The Immunomodulatory Effects of Fluorescein-Mediated Sonodynamic Treatment Lead to Systemic and Intratumoral Depletion of Myeloid-Derived Suppressor Cells in a Preclinical Malignant Glioma Model

Round 1

Reviewer 1 Report

The authors present an in vitro and in vivo murine study of sonodynamic therapy for glioma treatment. The content is timely given clinical trials running in this area, and the investigations into immunomodulatory effects should stimulate further research. The main concern is the lack of ultrasound methodological description and thereby weakening the value of the data presentation. It should be straightforward for the authors to remedy this and present a suitably impactful paper. Specific comments follow.

Abstract: Add quantitative statements to support the findings of the study, instead of generalizations like 'tumor control and improved survival'.

L153 - Much more detail is need on the FUS instrumentation used for the in vitro and in vivo work. For example: 

i) How were the cells exposed (boundary conditions, in situ calibration?). 

ii) How were the mice positioned during exposure and was anything done to suppress unwanted reflections? 

iii) What pressures were used? 

iv) What was the beam pattern of the FUS source? 

v) Were microbubbles used in this study, and if not, what aspect of the ultrasound field activates the sensitizer, and how was this confirmed?

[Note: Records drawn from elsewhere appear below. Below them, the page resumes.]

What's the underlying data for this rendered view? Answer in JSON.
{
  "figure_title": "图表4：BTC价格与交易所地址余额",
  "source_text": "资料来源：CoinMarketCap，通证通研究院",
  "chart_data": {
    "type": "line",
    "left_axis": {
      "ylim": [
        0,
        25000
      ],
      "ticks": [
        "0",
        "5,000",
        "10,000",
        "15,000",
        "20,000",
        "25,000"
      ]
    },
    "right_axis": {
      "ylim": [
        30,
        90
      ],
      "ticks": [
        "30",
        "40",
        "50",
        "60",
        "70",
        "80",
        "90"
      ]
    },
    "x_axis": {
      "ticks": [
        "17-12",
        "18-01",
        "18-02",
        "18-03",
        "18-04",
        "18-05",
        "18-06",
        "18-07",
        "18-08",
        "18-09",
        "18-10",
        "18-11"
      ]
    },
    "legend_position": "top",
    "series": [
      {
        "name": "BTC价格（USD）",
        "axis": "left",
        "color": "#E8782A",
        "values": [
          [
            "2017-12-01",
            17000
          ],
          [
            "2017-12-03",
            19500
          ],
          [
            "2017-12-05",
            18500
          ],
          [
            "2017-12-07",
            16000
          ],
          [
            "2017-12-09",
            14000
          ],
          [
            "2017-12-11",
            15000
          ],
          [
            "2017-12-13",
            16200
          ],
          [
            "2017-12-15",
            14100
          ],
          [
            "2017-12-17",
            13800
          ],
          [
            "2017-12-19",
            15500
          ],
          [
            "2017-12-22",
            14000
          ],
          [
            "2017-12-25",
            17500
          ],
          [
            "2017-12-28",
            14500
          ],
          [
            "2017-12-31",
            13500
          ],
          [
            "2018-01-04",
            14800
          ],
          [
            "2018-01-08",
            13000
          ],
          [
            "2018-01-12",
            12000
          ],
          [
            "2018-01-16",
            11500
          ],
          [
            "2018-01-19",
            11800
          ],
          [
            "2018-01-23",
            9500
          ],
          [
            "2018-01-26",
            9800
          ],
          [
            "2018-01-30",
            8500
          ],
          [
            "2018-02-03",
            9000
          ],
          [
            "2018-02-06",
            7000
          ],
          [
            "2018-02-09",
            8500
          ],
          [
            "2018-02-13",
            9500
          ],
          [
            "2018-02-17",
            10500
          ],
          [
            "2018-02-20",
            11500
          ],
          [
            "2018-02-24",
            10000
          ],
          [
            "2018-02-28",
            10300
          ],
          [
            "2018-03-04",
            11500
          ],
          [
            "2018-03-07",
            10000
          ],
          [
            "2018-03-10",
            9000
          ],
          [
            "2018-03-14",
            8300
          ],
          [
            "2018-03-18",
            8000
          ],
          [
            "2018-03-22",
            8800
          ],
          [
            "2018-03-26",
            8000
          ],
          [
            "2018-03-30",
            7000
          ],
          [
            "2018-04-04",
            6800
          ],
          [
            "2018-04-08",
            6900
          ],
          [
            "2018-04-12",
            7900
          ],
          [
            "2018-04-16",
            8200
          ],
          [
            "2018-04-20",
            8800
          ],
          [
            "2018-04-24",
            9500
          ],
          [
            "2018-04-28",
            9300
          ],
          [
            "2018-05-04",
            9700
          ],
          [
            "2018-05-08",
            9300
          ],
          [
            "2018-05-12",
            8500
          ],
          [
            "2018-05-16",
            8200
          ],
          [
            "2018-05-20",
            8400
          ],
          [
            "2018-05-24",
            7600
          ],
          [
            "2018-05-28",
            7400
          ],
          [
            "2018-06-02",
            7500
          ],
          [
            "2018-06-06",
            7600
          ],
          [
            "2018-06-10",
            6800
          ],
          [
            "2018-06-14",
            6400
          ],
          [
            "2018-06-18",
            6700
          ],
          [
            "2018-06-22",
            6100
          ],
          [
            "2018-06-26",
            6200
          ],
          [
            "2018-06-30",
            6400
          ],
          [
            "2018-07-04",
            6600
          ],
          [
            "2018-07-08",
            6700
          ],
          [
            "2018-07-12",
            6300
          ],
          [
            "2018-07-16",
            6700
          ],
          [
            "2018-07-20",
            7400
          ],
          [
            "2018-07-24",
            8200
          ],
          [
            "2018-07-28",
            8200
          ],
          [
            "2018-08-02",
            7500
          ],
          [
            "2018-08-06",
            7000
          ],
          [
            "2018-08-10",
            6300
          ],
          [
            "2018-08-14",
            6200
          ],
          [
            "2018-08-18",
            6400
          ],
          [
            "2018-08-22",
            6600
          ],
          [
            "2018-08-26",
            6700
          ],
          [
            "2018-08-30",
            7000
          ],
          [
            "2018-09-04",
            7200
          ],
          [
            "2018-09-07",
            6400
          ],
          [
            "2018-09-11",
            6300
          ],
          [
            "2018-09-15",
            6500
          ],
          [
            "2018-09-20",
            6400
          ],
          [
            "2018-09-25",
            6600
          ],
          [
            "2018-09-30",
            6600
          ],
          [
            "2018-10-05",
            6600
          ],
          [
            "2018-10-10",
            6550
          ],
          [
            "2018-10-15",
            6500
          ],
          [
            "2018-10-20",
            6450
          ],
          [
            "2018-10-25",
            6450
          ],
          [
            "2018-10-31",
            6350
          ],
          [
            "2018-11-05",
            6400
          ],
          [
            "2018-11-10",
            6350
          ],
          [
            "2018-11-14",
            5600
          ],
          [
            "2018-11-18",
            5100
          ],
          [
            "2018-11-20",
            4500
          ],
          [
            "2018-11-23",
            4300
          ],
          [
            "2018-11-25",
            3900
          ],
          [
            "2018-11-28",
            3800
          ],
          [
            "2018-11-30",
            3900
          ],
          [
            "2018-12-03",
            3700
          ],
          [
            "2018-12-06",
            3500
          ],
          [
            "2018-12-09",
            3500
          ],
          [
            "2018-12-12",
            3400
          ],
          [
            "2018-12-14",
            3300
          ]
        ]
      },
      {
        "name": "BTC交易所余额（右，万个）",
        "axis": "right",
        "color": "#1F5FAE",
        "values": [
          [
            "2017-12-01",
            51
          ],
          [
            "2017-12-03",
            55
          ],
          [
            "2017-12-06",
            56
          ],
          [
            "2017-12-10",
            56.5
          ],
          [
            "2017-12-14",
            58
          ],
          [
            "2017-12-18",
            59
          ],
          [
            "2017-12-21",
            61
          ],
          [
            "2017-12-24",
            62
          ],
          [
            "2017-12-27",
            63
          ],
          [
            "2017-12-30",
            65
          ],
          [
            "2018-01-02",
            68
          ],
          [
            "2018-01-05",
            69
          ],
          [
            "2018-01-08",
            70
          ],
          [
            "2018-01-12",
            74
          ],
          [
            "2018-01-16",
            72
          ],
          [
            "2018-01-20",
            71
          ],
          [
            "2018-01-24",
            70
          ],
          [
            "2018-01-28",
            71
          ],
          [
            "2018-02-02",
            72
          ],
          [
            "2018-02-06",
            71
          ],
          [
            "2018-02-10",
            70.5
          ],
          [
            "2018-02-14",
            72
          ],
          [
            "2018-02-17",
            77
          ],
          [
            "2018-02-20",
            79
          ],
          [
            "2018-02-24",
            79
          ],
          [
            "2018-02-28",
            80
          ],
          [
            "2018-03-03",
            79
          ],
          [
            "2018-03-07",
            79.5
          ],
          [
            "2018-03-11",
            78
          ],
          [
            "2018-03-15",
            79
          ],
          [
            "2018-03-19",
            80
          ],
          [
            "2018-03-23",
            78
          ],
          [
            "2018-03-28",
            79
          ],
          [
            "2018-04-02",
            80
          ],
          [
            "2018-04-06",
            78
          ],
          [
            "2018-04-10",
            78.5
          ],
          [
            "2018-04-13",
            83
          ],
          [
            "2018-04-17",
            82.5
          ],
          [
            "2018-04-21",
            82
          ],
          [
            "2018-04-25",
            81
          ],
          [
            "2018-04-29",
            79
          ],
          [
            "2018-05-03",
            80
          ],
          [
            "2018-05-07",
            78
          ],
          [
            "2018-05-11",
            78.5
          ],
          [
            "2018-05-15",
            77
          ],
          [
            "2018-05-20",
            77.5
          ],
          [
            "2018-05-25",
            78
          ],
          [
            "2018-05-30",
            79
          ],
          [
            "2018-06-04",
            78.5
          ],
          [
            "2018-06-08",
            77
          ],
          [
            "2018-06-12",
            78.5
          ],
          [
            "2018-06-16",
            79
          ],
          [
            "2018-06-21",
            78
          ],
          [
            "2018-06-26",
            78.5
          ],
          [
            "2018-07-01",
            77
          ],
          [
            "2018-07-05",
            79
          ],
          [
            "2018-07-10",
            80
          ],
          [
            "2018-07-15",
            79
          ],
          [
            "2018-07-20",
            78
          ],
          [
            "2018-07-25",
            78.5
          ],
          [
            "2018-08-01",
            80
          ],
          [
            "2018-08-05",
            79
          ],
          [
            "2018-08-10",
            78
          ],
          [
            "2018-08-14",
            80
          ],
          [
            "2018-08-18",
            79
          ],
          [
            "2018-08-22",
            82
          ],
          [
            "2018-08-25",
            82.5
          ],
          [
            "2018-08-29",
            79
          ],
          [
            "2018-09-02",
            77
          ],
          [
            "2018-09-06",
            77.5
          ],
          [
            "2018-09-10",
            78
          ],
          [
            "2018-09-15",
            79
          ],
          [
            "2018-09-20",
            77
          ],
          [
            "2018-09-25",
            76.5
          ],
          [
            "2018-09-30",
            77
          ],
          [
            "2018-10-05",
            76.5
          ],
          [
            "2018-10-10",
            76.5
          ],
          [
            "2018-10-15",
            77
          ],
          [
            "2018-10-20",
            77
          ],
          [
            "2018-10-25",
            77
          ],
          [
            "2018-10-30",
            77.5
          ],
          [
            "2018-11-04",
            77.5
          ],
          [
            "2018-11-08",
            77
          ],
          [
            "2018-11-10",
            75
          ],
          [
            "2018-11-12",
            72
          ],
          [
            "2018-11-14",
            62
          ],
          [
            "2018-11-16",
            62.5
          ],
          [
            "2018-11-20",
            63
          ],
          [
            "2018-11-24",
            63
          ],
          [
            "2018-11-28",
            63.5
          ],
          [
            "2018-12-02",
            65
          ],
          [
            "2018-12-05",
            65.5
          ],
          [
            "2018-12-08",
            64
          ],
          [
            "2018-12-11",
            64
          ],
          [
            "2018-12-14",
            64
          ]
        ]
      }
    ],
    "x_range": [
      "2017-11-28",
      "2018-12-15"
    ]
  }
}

L156 - clarify specifically what was being sought/quantified with the MRI: evidence of BBB opening, lack of direct ablation from the FUS procedure?

Fig 3E, show the pre-treatment tumour sizes. What were the day 8 sizes for all mice?

L394: In what specific ways was safety assessed in this study? Please replace 'impressive' with a more appropriate / objective term.

Author Response

Plase see the attachment

Author Response File: Author Response.pdf

Reviewer 2 Report

I found this manuscript very interesting due to development of the combined strategy and easy to repeat unsophisticated experiments. Such examination and future clinical trial phase could improve the quality of cancer patients treatment.

Why did the Authors choose only fluorescein and not the mentioned 5-ALA? Both compounds accumulate selectively in brain tumors and show good safety. If they had done comparative research, it might have turned out that brain tumors other than HGG exhibit uptake of 5-ALA stimulated by sonication. What is the mechanism of this limitation on accumulation in selected lesions?

Line 152: “mice were sonicated 20 minutes after” - Complete organisms? In what medium? Can you show the setup in the Supplementary Materials?

Figures:

Nowadays, much attention is paid to visualization in the presentation of results. Your results are good, but their presentation is too weak. All flow cytometers dot plots are difficult to analyze. I understand that this may be limited by the format of the data being acquired from the cytometer. Can the Editor help somehow?

The manuscript is written in concise scientific language at an appropriate level enabling understanding of the Authors' intentions and experimental results. I have no objections to the language aspect of the work.

Author Response

Please see the attachment

Author Response File: Author Response.pdf

Round 2

Reviewer 1 Report

The authors made several useful updates to the manuscript. There are a two remaining questions to resolve:

L174: State the ultrasound pressure used for the in vitro experiment. Exposure frequency and time by themselves are not adequate descriptors of the treatment.

L368: Somewhere in the discussion, it is worth clarifying that this work is done without bubbles or other exogenous cavitation nuclei. This simplification is a potentially useful feature and likely reduces risks associated with cavitation that is employed in many SDT studies.

Just minor editing required

Author Response

We thank the reviewer for the helpful suggestions. We have now addressed the comments, modifying the manuscript accordingly.

The revisions are highlighted in yellow in the revised manuscript.

Rev. State the ultrasound pressure used for the in vitro experiment. Exposure frequency and time by themselves are not adequate descriptors of the treatment.

Response. The Peak Positive Pressure employed was 100 kPa. This information is now present in Methods (L154, paraghaph 2.4).

Rev. Somewhere in the discussion, it is worth clarifying that this work is done without bubbles or other exogenous cavitation nuclei. This simplification is a potentially useful feature and likely reduces risks associated with cavitation that is employed in many SDT studies.

Response. We now added the clarification in the discussion (L404 – L409):

‘In our study, SDT treatment was performed without microbubbles considering that the energy provided by low-intensity focused ultrasound can activate fluorescein. Chemically, the main mechanism of action is that the energy released leads to production of reactive oxygen species (ROS), starting a peroxidation chain that leads to necrosis and apoptosis of tumor cells. However, SDT mechanisms of action are still under investigation.’